And since you know you cannot see yourself,
so well as by reflection, I, your glass,
will modestly discover to yourself
that of yourself which you yet know not of.
I wrote this book to help liberate people from deeply held beliefs, well-worn grooves of thought about who we are, about the nature of consciousness and what it means to be in relationship. We are now living through a time of great uncertainty about so much that previous generations took for granted. Based on philosophical explorations and personal experiences beyond the borders of academic learning, I offer a radically different view of what it means to be human, of how we know anything about ourselves, about body and soul, and about sharing a world with others.
Radical Knowing explores the nature of consciousness and knowing how we know using different lenses that will help bring this elusive aspect of our lives into sharper focus.
In order to explore consciousness we need to cultivate other ways of knowing beyond reason and the senses. In short, we need to balance “four gifts” that we have been given: the Philosopher's Gift of reason; the Scientist's Gift of the senses (and methodology); the Shaman’s Gift of participatory knowing through feeling; and the Mystic’s Gift of sacred silence or direct spiritual experience. In this book, I focus on two of these gifts in particular, the Philosopher’s Gift of reason and the Shaman’s Gift of participatory knowing. I show that in order to know who we are, and to find deep meaning in our lives, we need to engage in “radical knowing”--by which I mean we need to learn to feel our thinking (not merely think our thoughts). When we are able to do this, we discover that we exist in a web of interconnection. In a very literal sense we are our relationships. Philosophers call this “intersubjectivity.”

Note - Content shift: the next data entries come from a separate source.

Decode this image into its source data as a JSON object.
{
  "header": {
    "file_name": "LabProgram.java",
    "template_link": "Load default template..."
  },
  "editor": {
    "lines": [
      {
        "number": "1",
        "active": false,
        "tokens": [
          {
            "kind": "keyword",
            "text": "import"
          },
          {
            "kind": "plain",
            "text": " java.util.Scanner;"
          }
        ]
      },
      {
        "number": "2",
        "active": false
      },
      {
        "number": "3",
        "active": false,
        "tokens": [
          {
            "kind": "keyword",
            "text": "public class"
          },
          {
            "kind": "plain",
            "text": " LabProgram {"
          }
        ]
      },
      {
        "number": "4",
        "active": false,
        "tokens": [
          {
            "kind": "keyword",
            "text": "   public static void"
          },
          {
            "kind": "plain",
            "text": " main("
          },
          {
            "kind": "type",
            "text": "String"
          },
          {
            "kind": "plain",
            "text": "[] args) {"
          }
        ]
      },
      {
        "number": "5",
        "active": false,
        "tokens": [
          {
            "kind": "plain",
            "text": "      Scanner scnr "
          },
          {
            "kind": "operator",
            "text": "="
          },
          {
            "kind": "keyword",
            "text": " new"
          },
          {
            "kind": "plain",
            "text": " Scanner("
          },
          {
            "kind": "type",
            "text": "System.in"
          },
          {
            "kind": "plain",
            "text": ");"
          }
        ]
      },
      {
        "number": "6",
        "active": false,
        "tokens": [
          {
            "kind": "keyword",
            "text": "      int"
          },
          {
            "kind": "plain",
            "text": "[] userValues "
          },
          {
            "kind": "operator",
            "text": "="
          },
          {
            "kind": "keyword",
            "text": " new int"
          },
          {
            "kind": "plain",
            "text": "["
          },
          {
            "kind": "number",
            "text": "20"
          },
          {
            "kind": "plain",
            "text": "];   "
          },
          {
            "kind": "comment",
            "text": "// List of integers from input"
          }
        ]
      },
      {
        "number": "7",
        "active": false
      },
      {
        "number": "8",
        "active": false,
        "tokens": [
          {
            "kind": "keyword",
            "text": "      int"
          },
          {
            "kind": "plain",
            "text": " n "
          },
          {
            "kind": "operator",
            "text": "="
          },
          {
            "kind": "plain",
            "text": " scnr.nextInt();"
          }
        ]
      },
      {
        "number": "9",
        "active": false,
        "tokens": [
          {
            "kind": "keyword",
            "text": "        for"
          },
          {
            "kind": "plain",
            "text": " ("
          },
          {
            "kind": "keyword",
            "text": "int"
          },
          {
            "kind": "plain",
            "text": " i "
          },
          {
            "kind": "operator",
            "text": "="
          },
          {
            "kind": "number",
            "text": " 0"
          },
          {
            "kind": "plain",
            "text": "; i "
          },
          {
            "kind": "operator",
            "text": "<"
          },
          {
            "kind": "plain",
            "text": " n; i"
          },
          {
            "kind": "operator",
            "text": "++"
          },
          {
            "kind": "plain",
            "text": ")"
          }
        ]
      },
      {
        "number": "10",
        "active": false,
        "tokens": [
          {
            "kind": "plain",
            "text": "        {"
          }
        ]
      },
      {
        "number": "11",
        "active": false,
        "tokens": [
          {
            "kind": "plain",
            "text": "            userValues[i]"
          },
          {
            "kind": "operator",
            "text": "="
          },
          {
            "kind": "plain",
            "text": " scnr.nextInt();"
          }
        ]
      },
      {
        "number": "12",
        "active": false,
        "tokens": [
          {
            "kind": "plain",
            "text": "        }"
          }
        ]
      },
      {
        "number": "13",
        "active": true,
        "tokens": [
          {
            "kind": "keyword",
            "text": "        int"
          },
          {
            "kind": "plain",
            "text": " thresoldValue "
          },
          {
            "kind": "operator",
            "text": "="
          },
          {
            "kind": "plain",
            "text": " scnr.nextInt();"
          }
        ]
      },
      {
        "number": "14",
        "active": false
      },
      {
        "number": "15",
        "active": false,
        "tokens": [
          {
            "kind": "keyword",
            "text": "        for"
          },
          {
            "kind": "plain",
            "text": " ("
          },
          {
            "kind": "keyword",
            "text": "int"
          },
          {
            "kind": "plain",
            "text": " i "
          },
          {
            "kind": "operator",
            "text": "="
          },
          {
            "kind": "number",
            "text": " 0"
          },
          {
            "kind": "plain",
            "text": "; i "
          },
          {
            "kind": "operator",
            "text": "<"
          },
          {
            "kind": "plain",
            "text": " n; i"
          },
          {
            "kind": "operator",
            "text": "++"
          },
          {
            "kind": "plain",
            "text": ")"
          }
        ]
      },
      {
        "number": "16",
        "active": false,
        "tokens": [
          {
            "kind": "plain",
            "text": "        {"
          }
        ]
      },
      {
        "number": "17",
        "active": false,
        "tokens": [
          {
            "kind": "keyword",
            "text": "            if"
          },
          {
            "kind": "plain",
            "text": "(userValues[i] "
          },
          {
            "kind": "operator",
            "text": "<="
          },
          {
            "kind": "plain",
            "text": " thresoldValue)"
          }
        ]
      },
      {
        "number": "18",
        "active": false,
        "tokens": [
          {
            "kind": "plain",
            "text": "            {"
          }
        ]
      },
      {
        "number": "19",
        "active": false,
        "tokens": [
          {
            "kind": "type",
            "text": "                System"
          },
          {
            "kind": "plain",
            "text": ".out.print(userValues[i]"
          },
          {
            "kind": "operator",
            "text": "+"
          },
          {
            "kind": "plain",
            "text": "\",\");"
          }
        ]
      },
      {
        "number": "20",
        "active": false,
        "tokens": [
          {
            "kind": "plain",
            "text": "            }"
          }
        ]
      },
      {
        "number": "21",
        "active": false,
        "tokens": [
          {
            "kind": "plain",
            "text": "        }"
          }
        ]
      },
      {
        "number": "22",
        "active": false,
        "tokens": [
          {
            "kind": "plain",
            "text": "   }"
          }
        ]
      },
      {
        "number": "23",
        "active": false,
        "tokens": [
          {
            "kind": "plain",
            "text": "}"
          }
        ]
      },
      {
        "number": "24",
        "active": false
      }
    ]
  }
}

I explore this idea of intersubjectivity more fully by identifying three complementary ways to integrate the science and spirit of consciousness. These are subjectivity (first-person meditation and contemplation), intersubjectivity (for example, second-person dialogue), and objectivity (third-person study of the brain and nervous system). I pay special attention to intersubjectivity (abbreviated “I - I” and pronounced “I-to-I”). Intersubjectivity is “knowing through relationship”--a form of non-sensory, nonlinguistic connection through presence and meaning, rather than through mechanism or exchanges of energy. Radical Knowing makes a case for intersubjectivity (“consciousness as communion”) as the foundation for all other modes of knowing.
Throughout the book, I use the power of personal narrative to show how two very different ways of relating to the world and to each other have profound effects on human relationships and our connection with nature. I discuss the distinction between “preconquest” (feeling-based) consciousness typical of indigenous peoples and “postconquest” (reason-based) consciousness typical of modern “civilized” cultures. Many of us may recognize the tension between feeling and reason as a source of misunderstanding and conflict in our personal and business relationships. In this book, we will explore why people who rely more on feeling as a guide for decision-making often seem at odds with people who rely more on intellect and reason. Understanding these tensions will go a long way toward resolving them. We will learn about a new way to balance thinking and feeling, head and heart, in ways that can restore power and even “magic” to our personal and professional relationships.
Finally, we go right to the heart of consciousness by following the example of great sages and mystics. Here, we learn to experience the value and potency of silence by simply being present. In a short chapter on a special form of dialogue developed by quantum physicist David Bohm, I describe an effective way to explore consciousness and relationship communally using the intersubjectivity of sacred silence. Knowing our own consciousness involves “feeling our thinking” rather than habitually “thinking our thoughts.” When we learn to feel our thinking in this way, we allow the wisdom of silence to find its unforced natural expression in appropriate and evocative language.